Fast food restaurants proliferate daily at staggering rates. They produce absolute crap to which they have learned to give the appearance of delicious food. In my opinion the chemical foam that has been shaped into a hamburger bun should not legally be allowed to be called a "bun". But it looks like a bun, and it's cheap, so eventually billions are sold through intensive marketing efforts, until the population has come to believe that what they are eating is what a bun should be. Put it in a jar and save it for 6 months and it still looks like a bun. You can fool the people, but you can't fool the microbes that rely on real food for their sustenance (and possibly even pleasure).
Of course, my observations on this are hardly original, and an international Slow Food movement to counteract this proliferation of fast food was actually started in 1986 by Carlo Petrini. I'm not sure it has changed much, but maybe it has slowed the spread of this epidemic. We can only hope.
Like food, art has fallen victim to this trend to speed, efficiency, superficiality, and, dare I say it, cheapness. If there hasn't yet been a movement in support of "slow art", perhaps it's time.
It's time somebody let the general public know that a "pliene aire" sketch of a barely recognizable landscape whipped off in a few minutes is nothing more than a very preliminary rough outline of what might be turned into a serious painting. It is not a finished work of art any more than that thing sandwiching a Big Mac patty of "beef" is a bread bun.
It's time we acknowledged that two blue stripes flanking one red stripe on a large canvas is nothing more than a large colour swatch. Although created with paint, it can't be called a painting because it has no more flavour than an odourless nectarine.

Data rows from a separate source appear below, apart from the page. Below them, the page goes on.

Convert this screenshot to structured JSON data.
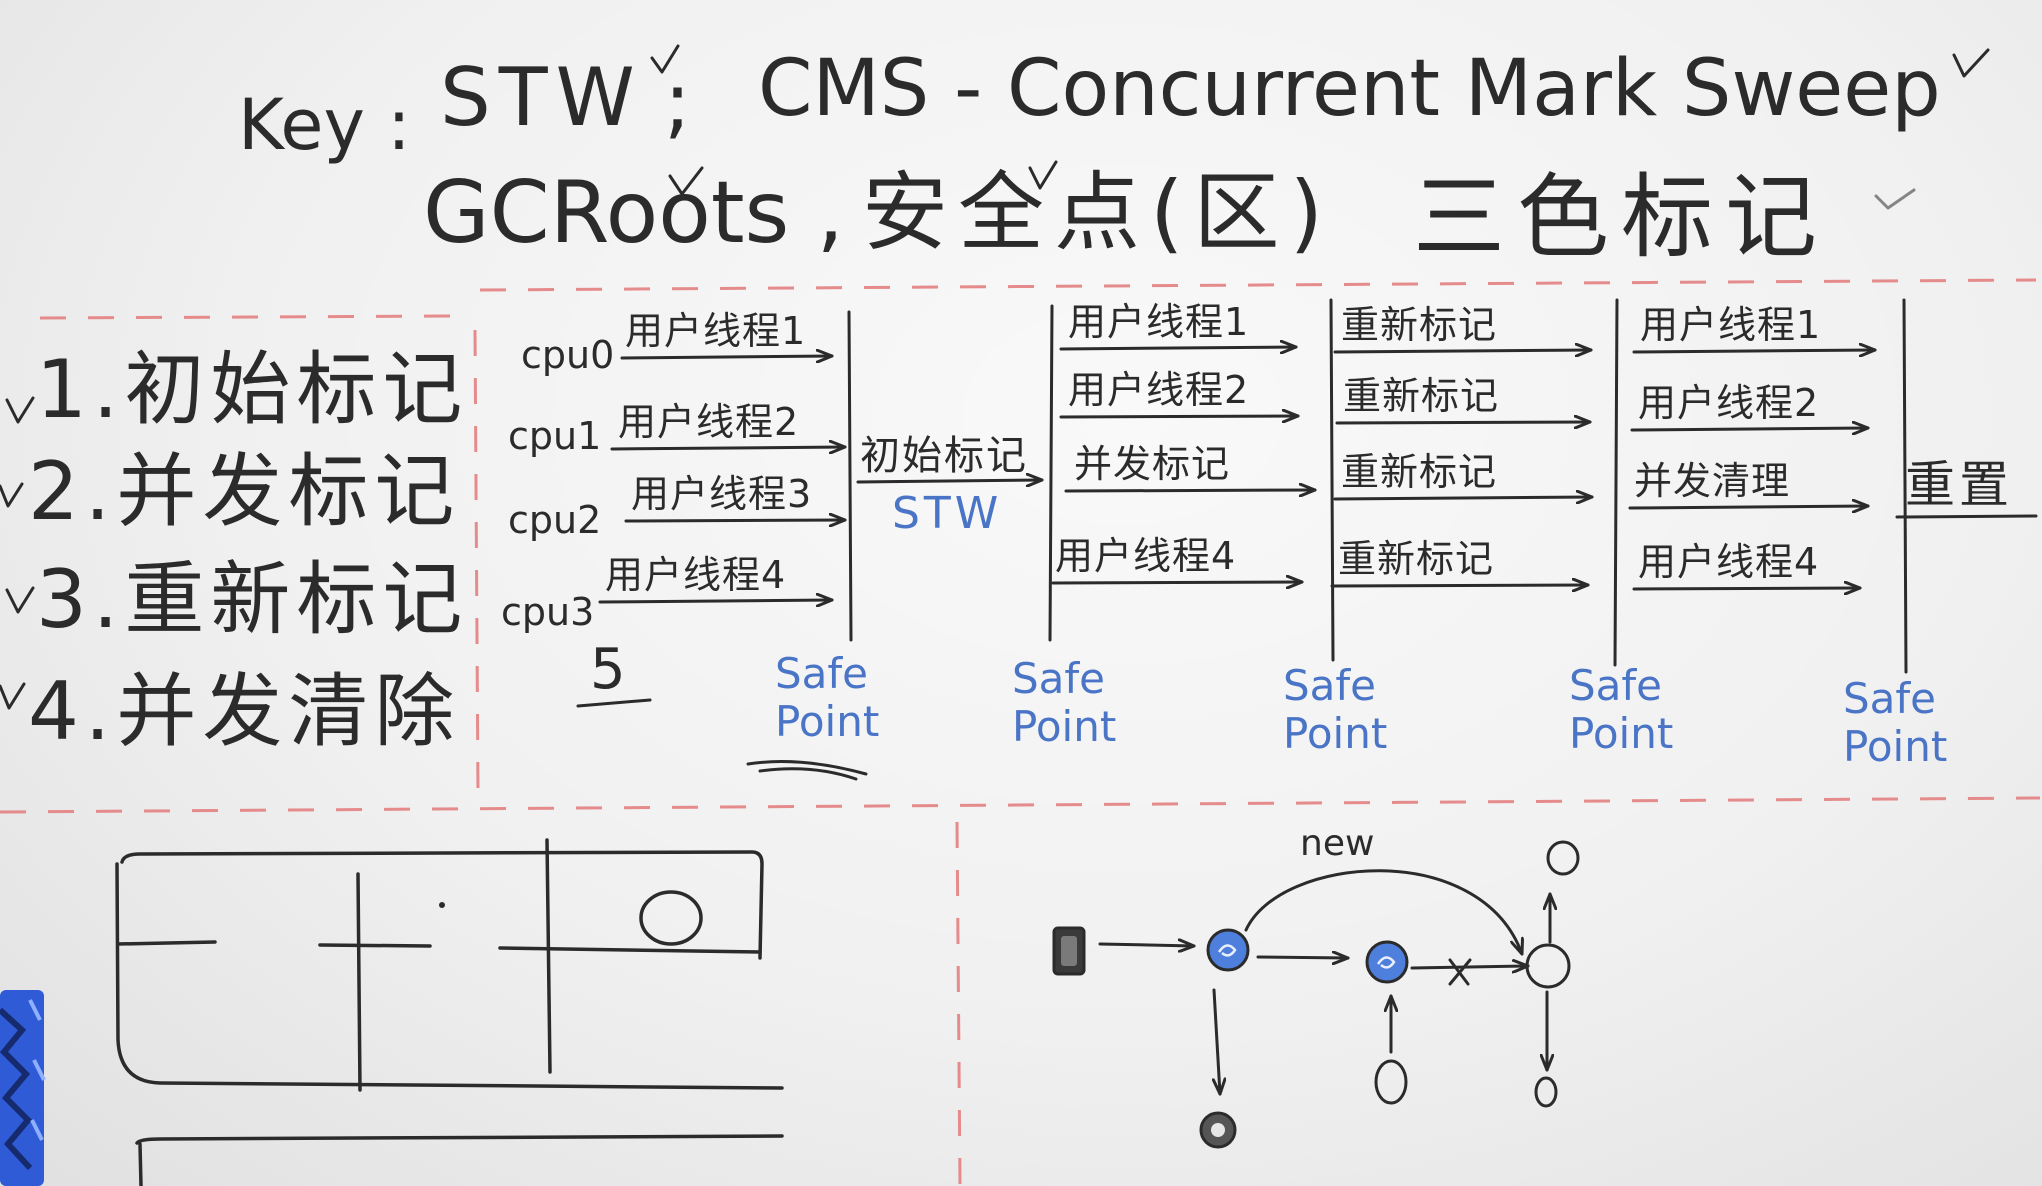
{
  "header": {
    "key_label": "Key :",
    "stw": "STW",
    "separator": ";",
    "cms": "CMS - Concurrent Mark Sweep",
    "gcroots": "GCRoots ,",
    "safe_region": "安全点(区)",
    "tricolor": "三色标记"
  },
  "phases": [
    "1.初始标记",
    "2.并发标记",
    "3.重新标记",
    "4.并发清除"
  ],
  "timeline": {
    "cpus": [
      "cpu0",
      "cpu1",
      "cpu2",
      "cpu3"
    ],
    "stage1_threads": [
      "用户线程1",
      "用户线程2",
      "用户线程3",
      "用户线程4"
    ],
    "count_note": "5",
    "initial_mark": "初始标记",
    "initial_mark_note": "STW",
    "stage2_rows": [
      "用户线程1",
      "用户线程2",
      "并发标记",
      "用户线程4"
    ],
    "stage3_rows": [
      "重新标记",
      "重新标记",
      "重新标记",
      "重新标记"
    ],
    "stage4_rows": [
      "用户线程1",
      "用户线程2",
      "并发清理",
      "用户线程4"
    ],
    "reset": "重置",
    "safe_point": "Safe Point"
  },
  "object_graph": {
    "new_edge_label": "new"
  },
  "colors": {
    "board": "#eeeeee",
    "ink": "#2b2b2b",
    "blue_ink": "#4a74c6",
    "red_dash": "#e58b8b",
    "node_blue": "#4f7fdc",
    "marker_blue": "#2f5bd6"
  }
}
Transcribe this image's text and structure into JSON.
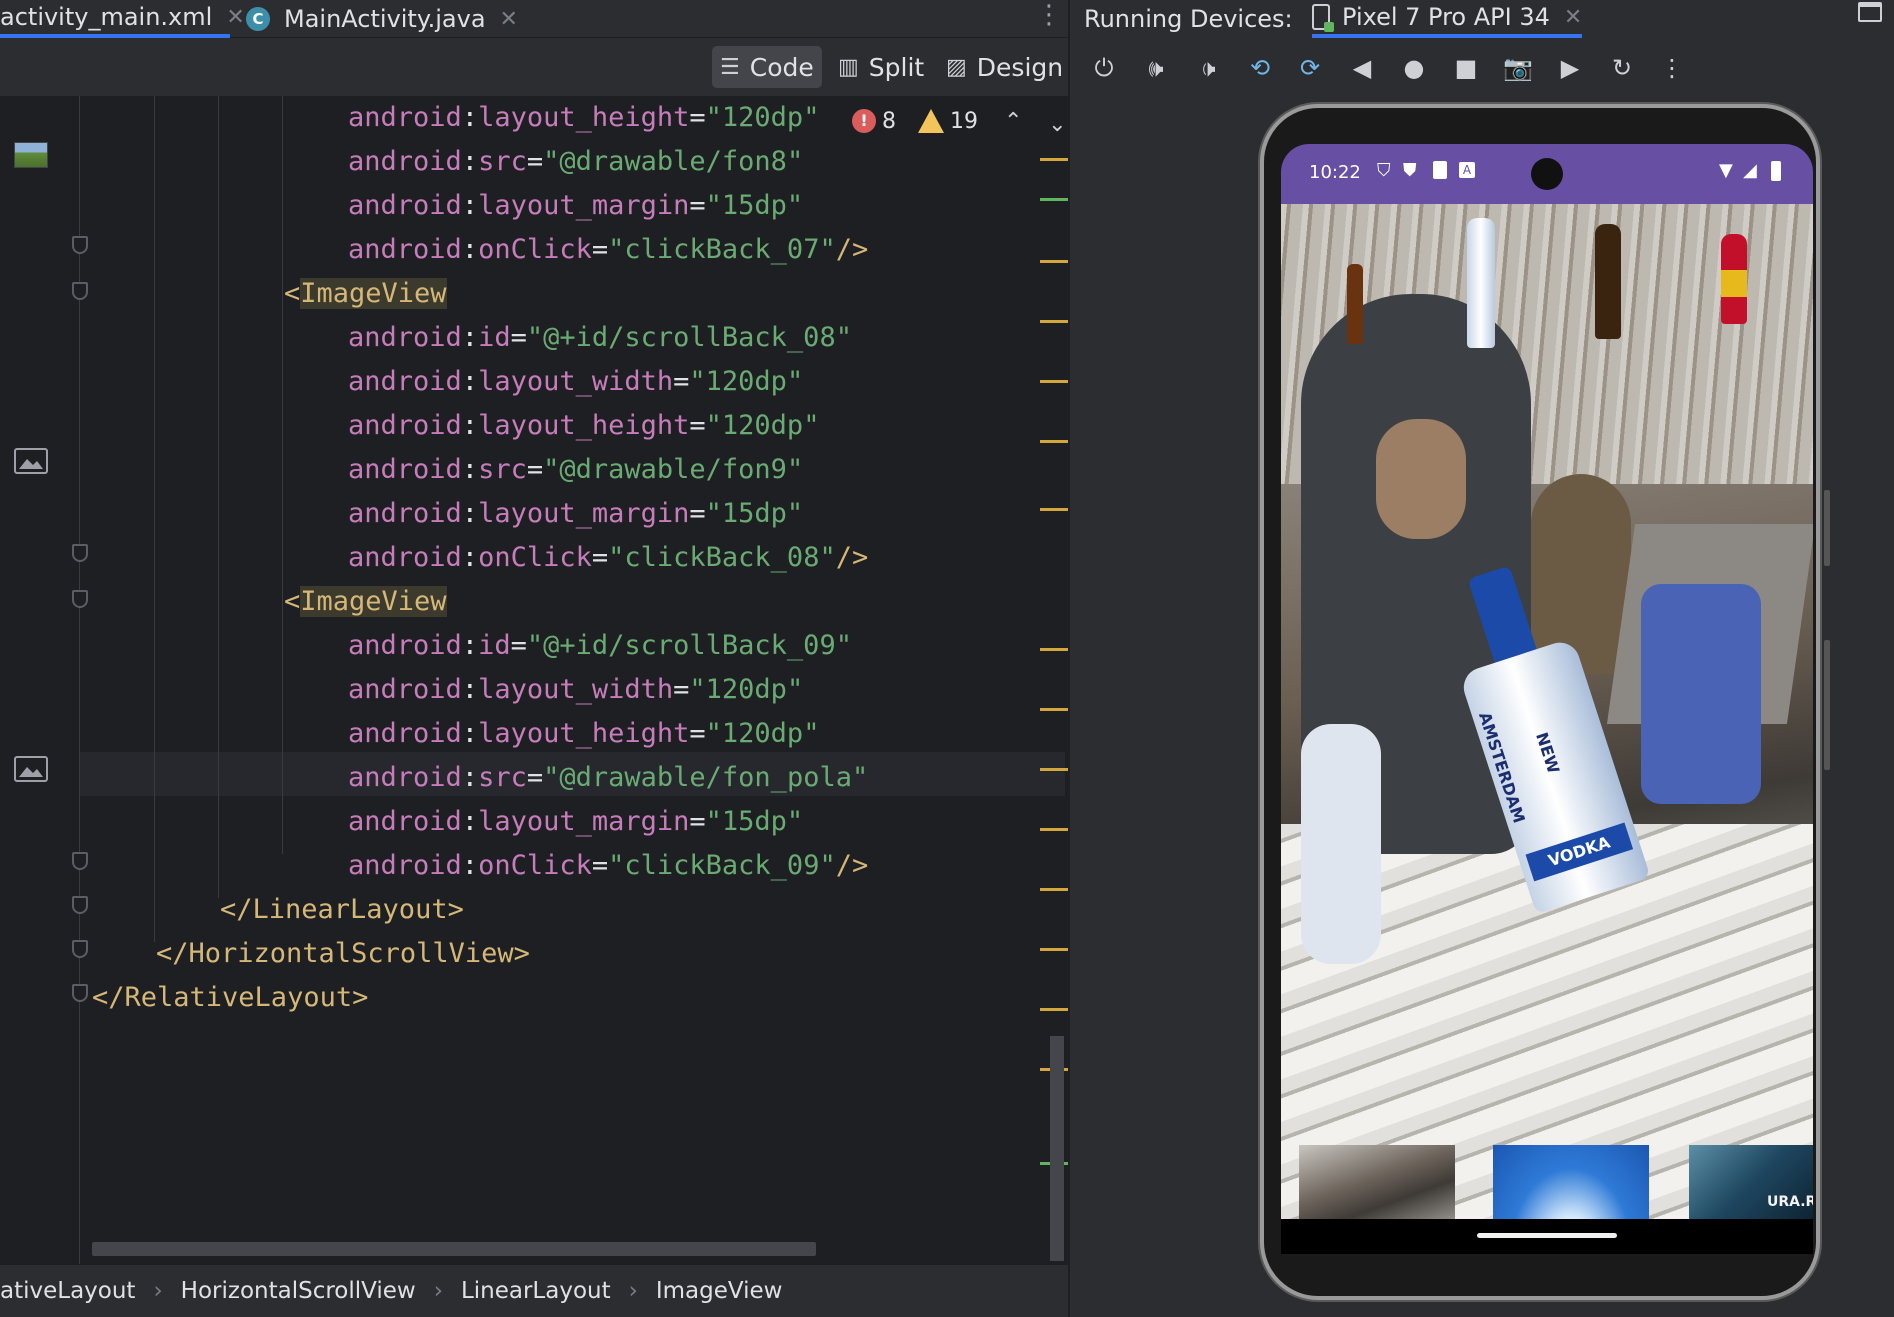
{
  "editor_tabs": [
    {
      "label": "activity_main.xml",
      "active": true
    },
    {
      "label": "MainActivity.java",
      "active": false
    }
  ],
  "view_modes": [
    "Code",
    "Split",
    "Design"
  ],
  "active_view_mode": "Code",
  "inspection": {
    "errors": "8",
    "warnings": "19"
  },
  "code_lines": [
    [
      [
        "ns",
        "android"
      ],
      [
        "col",
        ":"
      ],
      [
        "attr",
        "layout_height"
      ],
      [
        "eq",
        "="
      ],
      [
        "val",
        "\"120dp\""
      ]
    ],
    [
      [
        "ns",
        "android"
      ],
      [
        "col",
        ":"
      ],
      [
        "attr",
        "src"
      ],
      [
        "eq",
        "="
      ],
      [
        "val",
        "\"@drawable/fon8\""
      ]
    ],
    [
      [
        "ns",
        "android"
      ],
      [
        "col",
        ":"
      ],
      [
        "attr",
        "layout_margin"
      ],
      [
        "eq",
        "="
      ],
      [
        "val",
        "\"15dp\""
      ]
    ],
    [
      [
        "ns",
        "android"
      ],
      [
        "col",
        ":"
      ],
      [
        "attr",
        "onClick"
      ],
      [
        "eq",
        "="
      ],
      [
        "val",
        "\"clickBack_07\""
      ],
      [
        "tag",
        "/>"
      ]
    ],
    [
      [
        "tag",
        "<"
      ],
      [
        "tagname",
        "ImageView"
      ]
    ],
    [
      [
        "ns",
        "android"
      ],
      [
        "col",
        ":"
      ],
      [
        "attr",
        "id"
      ],
      [
        "eq",
        "="
      ],
      [
        "val",
        "\"@+id/scrollBack_08\""
      ]
    ],
    [
      [
        "ns",
        "android"
      ],
      [
        "col",
        ":"
      ],
      [
        "attr",
        "layout_width"
      ],
      [
        "eq",
        "="
      ],
      [
        "val",
        "\"120dp\""
      ]
    ],
    [
      [
        "ns",
        "android"
      ],
      [
        "col",
        ":"
      ],
      [
        "attr",
        "layout_height"
      ],
      [
        "eq",
        "="
      ],
      [
        "val",
        "\"120dp\""
      ]
    ],
    [
      [
        "ns",
        "android"
      ],
      [
        "col",
        ":"
      ],
      [
        "attr",
        "src"
      ],
      [
        "eq",
        "="
      ],
      [
        "val",
        "\"@drawable/fon9\""
      ]
    ],
    [
      [
        "ns",
        "android"
      ],
      [
        "col",
        ":"
      ],
      [
        "attr",
        "layout_margin"
      ],
      [
        "eq",
        "="
      ],
      [
        "val",
        "\"15dp\""
      ]
    ],
    [
      [
        "ns",
        "android"
      ],
      [
        "col",
        ":"
      ],
      [
        "attr",
        "onClick"
      ],
      [
        "eq",
        "="
      ],
      [
        "val",
        "\"clickBack_08\""
      ],
      [
        "tag",
        "/>"
      ]
    ],
    [
      [
        "tag",
        "<"
      ],
      [
        "tagname",
        "ImageView"
      ]
    ],
    [
      [
        "ns",
        "android"
      ],
      [
        "col",
        ":"
      ],
      [
        "attr",
        "id"
      ],
      [
        "eq",
        "="
      ],
      [
        "val",
        "\"@+id/scrollBack_09\""
      ]
    ],
    [
      [
        "ns",
        "android"
      ],
      [
        "col",
        ":"
      ],
      [
        "attr",
        "layout_width"
      ],
      [
        "eq",
        "="
      ],
      [
        "val",
        "\"120dp\""
      ]
    ],
    [
      [
        "ns",
        "android"
      ],
      [
        "col",
        ":"
      ],
      [
        "attr",
        "layout_height"
      ],
      [
        "eq",
        "="
      ],
      [
        "val",
        "\"120dp\""
      ]
    ],
    [
      [
        "ns",
        "android"
      ],
      [
        "col",
        ":"
      ],
      [
        "attr",
        "src"
      ],
      [
        "eq",
        "="
      ],
      [
        "val",
        "\"@drawable/fon_pola\""
      ]
    ],
    [
      [
        "ns",
        "android"
      ],
      [
        "col",
        ":"
      ],
      [
        "attr",
        "layout_margin"
      ],
      [
        "eq",
        "="
      ],
      [
        "val",
        "\"15dp\""
      ]
    ],
    [
      [
        "ns",
        "android"
      ],
      [
        "col",
        ":"
      ],
      [
        "attr",
        "onClick"
      ],
      [
        "eq",
        "="
      ],
      [
        "val",
        "\"clickBack_09\""
      ],
      [
        "tag",
        "/>"
      ]
    ],
    [
      [
        "tag",
        "</LinearLayout>"
      ]
    ],
    [
      [
        "tag",
        "</HorizontalScrollView>"
      ]
    ],
    [
      [
        "tag",
        "</RelativeLayout>"
      ]
    ]
  ],
  "breadcrumb": [
    "ativeLayout",
    "HorizontalScrollView",
    "LinearLayout",
    "ImageView"
  ],
  "running_devices": {
    "label": "Running Devices:",
    "device_tab": "Pixel 7 Pro API 34"
  },
  "device_toolbar": [
    "power-icon",
    "volume-up-icon",
    "volume-down-icon",
    "rotate-left-icon",
    "rotate-right-icon",
    "back-icon",
    "home-icon",
    "overview-icon",
    "camera-icon",
    "video-icon",
    "reset-icon",
    "more-icon"
  ],
  "phone": {
    "time": "10:22",
    "status_color": "#6750a4",
    "vodka_label": "NEW AMSTERDAM",
    "vodka_sub": "VODKA",
    "watermark": "URA.RU"
  },
  "colors": {
    "editor_bg": "#1e1f22",
    "panel_bg": "#2b2d30",
    "accent": "#3574f0",
    "tag": "#d5b778",
    "attr": "#c77dbb",
    "string": "#6aab73"
  }
}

As I have mentioned before, I suspect the elevation of "paucity" as a painterly virtue is possibly no more than a marketing ploy to cover up a lack of talent, or a lack of skill, or a need to produce quantity, or a complete lack of respect for the viewer, or, more than likely, all of the above.
The latest trend towards producing and selling a painting a day should be exposed for what it really is—just a painter's warm-up exercises, like a pianist's playing of scales before getting down to work. What self-respecting musician would record and sell his scales practice, passing that off as music? Athletes stretch their muscles before a competition because they need to do that to compete in the marathon; singers loosen their vocal chords before going on stage because they need to do that before their performance. It is the performance that is what it is all about, not the pre-performance exercises which are done quietly off stage in preparation. The art world is now convincing the public that a painter's warm-up exercises are the performance. And if they believe that Wonder Bread is really bread, we know the public is easily convinced.
Last year I did a demo of a certain technique I use for a smooth, seamless transition from dark to light using acrylics. One of the artists in attendance commented that it looked like a lot of work. I agreed that it was a bit of work, to which she commented "But I thought painting was supposed to be fun". Heavens, I thought, we wouldn't want to be putting any effort into it out of respect for the people we want to buy our "work" would we? But I didn't say it. Is there a Carlo Petrini out there for a Slow Art movement?